As David Bordwell and Kristin Thompson wrap their series, "Pandora's digital box," Film Forum launches another on Friday, This Is DCP. Leah Churner in a preview for the Voice: "Formalized in 2005 by a collective of the six major studios in Hollywood, the Digital Cinema Package, or DCP, has replaced 35mm as the standard format for theatrical exhibition. It's a set of high-definition video files delivered on a hard drive encrypted with copyright protection, and it plugs into a system of proprietary servers, software, and projectors. Today, two-thirds of American theaters have converted to DCP."

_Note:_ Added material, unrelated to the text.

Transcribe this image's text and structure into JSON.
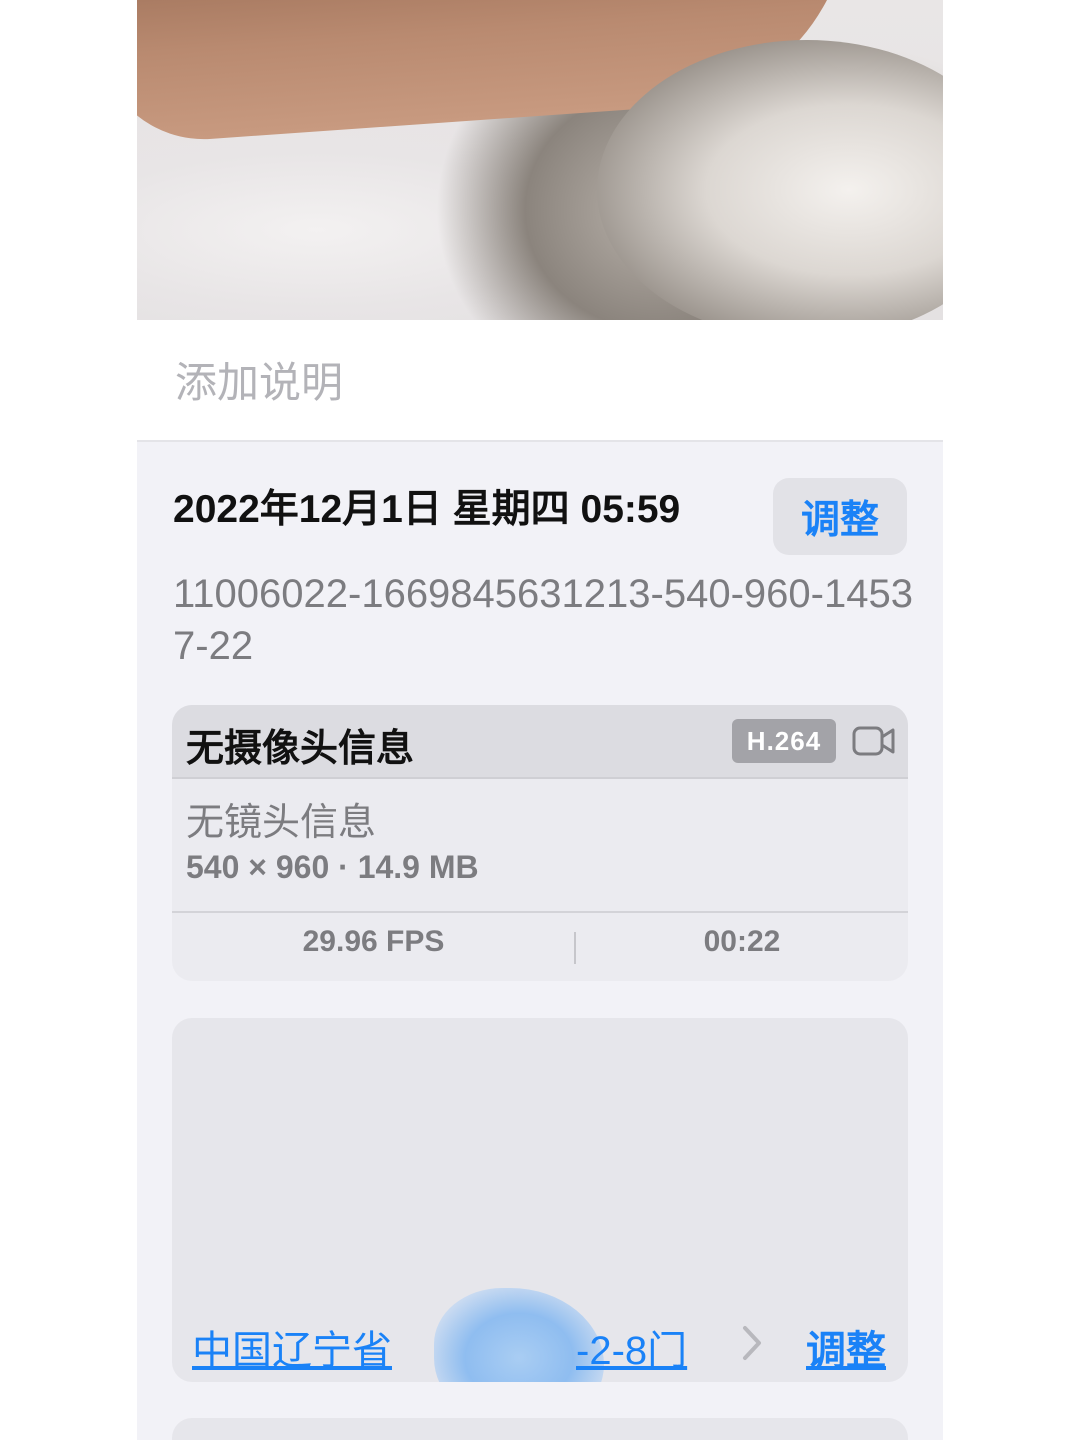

Churner's overview is a fine snapshot of what Bordwell calls "the Great Digital Changeover," and Churner cites his observation that, in her words, "one of the odder circumstances of the digital age is that as restoration gets easier, conservation gets harder." To really dig into the complexities of what's being lost and what's being gained, though, you'll want to turn to Bordwell himself, of course: "Digital projection promises to carry the essence of cinema to us: the movie freed from its material confines…. Throughout this series, I've tried to bring historical analysis to bear on the nature of the change. I've also tried not to prejudge what I found, and I've presented things as neutrally as I could. But I find it hard to deny that the digital changeover has hurt many things I care about." That said, "I haven't any tidy conclusions to offer. Some criticisms of digital projection seem to me mistaken, just as some praise of it seems to me hype or wishful thinking. In surrendering argument to scattered observations, this final entry in our series is just a series of notes on my thinking right now."
More reading. "Some lessons I learned from Yilmaz Güney," from Ben Sachs in the Chicago Reader.
In the works. Terence Davies, already set to direct an adaptation of Lewis Grassic Gibbon's classic novel Sunset Song, has signed on to another adaptation, this one of Richard McCann's novel Mother of Sorrows. Kevin Jagernauth has more.
Also at the Playlist, Simon Dang reports that Léa Seydoux has joined Abdellatif Kechiche's Blue Is a Hot Color, "an adaptation of Julie Maroh's relationship-drama graphic novel Blue which will see her star opposite fellow up-and-comer Adèle Exarchopoulos for the story of a teenage girl who unexpectedly falls in love with another woman and faces her parents' and friends' judgment."
"Having taken a deep dive into the world of hardened gamblers for the HBO drama Luck, the director Michael Mann is reteaming with that cable channel to create a documentary series about the lives of combat photographers," reports Dave Itzkoff for the New York Times. Witness "will focus on young photojournalists in conflict zones in Mexico, Libya, Uganda and Brazil."
Zombieland screenwriters Paul Wernick and Rhett Reese have adapted the graphic novel Cowboy Ninja Viking and Marc Forster will direct once he wraps World War Z with Brad Pitt, reports Deadline's Mike Fleming.
Back to New York. "The French screenwriting titan Jean Aurenche co-wrote Coup de torchon  with director Bertrand Tavernier when Aurenche was nearly 80, but the writing roils with the vinegar and crassness of shit-stirring youth," writes Justin Stewart in the L. This "ingenious adaptation of Jim Thompson's pulp novel Pop. 1280" screens tonight at BAMcinématek as part of the series A Hell of A Writer: Jim Thompson.